Noche Flamenca, New York’s foremost flamenco troupe, is known for many virtues: no-nonsense integrity, high artistry, consistently excellent musicianship. But since its founding more than 30 years ago, it has been recognized above all for its world-class star, Soledad Barrio.
What is a Noche Flamenca performance without her onstage? That question is unintentionally being answered during the company’s two-week run at the Joyce Theater. Because of a broken foot, Barrio is not performing.
The program, “Irrationalities,” is a mix-and-match selection of pieces from the group’s last two shows, supplemented by a few new numbers and altered by some cast changes. The guiding theme is the work of the Spanish artist Francisco Goya, chiefly a late series of enigmatic prints called “Los Disparates,” which can be translated loosely as “Irrationalities.”

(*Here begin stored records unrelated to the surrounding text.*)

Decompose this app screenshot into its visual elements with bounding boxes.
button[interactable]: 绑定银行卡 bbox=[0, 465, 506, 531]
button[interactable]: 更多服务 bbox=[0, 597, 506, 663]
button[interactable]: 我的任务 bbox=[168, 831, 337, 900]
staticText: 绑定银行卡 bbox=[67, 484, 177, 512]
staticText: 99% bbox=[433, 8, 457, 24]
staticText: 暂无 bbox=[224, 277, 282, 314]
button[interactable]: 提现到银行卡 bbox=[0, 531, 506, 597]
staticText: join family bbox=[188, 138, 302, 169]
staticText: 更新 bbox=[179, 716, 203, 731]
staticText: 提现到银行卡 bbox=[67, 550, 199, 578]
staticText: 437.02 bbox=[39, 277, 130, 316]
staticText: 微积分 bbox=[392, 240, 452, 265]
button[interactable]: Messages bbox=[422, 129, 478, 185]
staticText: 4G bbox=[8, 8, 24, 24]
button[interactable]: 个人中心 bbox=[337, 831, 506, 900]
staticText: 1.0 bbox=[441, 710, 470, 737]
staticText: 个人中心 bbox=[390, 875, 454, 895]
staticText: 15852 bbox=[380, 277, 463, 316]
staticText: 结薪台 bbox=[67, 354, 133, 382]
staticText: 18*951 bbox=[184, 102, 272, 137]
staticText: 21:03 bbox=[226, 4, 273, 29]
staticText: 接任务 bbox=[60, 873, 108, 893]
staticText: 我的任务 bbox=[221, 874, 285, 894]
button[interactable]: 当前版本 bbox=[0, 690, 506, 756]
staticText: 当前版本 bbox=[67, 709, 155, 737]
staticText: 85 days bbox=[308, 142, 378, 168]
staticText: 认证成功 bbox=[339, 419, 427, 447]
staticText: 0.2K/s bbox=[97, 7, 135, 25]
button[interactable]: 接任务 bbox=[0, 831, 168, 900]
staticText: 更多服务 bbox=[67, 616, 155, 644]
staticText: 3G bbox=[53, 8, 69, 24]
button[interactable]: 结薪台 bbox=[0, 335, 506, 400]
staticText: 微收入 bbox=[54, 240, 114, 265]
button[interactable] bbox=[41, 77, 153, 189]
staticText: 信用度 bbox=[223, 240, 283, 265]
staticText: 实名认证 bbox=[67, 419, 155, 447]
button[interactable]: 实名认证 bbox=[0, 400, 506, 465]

The show — choreographed by Barrio and the troupe’s director, Martín Santangelo — begins with the company huddled on a raft-like table. The image corresponds to Goya’s “Disparate Ridículo,” in which a group of people balance precariously on the bough of tree, like the nursery-rhyme cradle. Onstage, though, the mood is light and convivial. The performers pass around verses of a song, warmed by togetherness.
Then comes war, heralded by rhythmic pounding on the table and the stomping of feet. Flamenco dancers can march menacingly and also make the sounds of gunfire. Their bodies sprawl as the slain. It is a dark time, like Goya’s when he made “Los Disparates.” “Irrationalities” strikes parallels between the ignorance and fear in his time and ours. It proposes a counterforce in fellowship and art.
Along with the absence of Barrio, the program includes a planned break with precedent: the company’s first use of recorded music. During a new piece for three women who wield red fans wittily, we hear bouncy strains of “La Picarona,” a 1930s zarzuela or operetta, then some sadder strings by Goya’s contemporary Boccherini. The recordings have an expressively jarring effect that heightens the satire of frivolousness, but the idea, not repeated elsewhere in the program, sticks out as an unintegrated experiment.
A more conventional novelty is a new face. Gabriel Matias, a Brazilian dancer trained in Spain, is clean in technique and genuine in manner, with the freshness and still-developing quality of an ingénue. He holds his own against the show’s three more seasoned male dancers in a bullfight-themed masculine show-off number, and in a later death-haunted solo, he finds moments of breathtaking beauty. He’s a find.
Without Barrio, the show is a little male heavy, despite an equal gender ratio of dancers. The veteran Juan Ogalla takes Barrio’s star slot in the intense form known as seguiriya. Where the rest of the show artfully plays with composition, backing solos with other dancers, the format here is traditional, just Ogalla and the musicians in an escalating rhythm of outburst and recovery. A lion in winter, Ogalla reaches for moves that he can’t execute smoothly, but he puts on a show.
The whole production is like that: disappointing only if you are expecting Barrio. The usual musicians (the guitarist-composer Salva de María, the singers Emilio Florido and Carmina Cortés) hold the fort. The choreography and direction flow. With Barrio, Noche Flamenca is great; without her, it isn’t. But it’s still good.
Noche Flamenca
Through Feb. 8 at the Joyce Theater; joyce.org.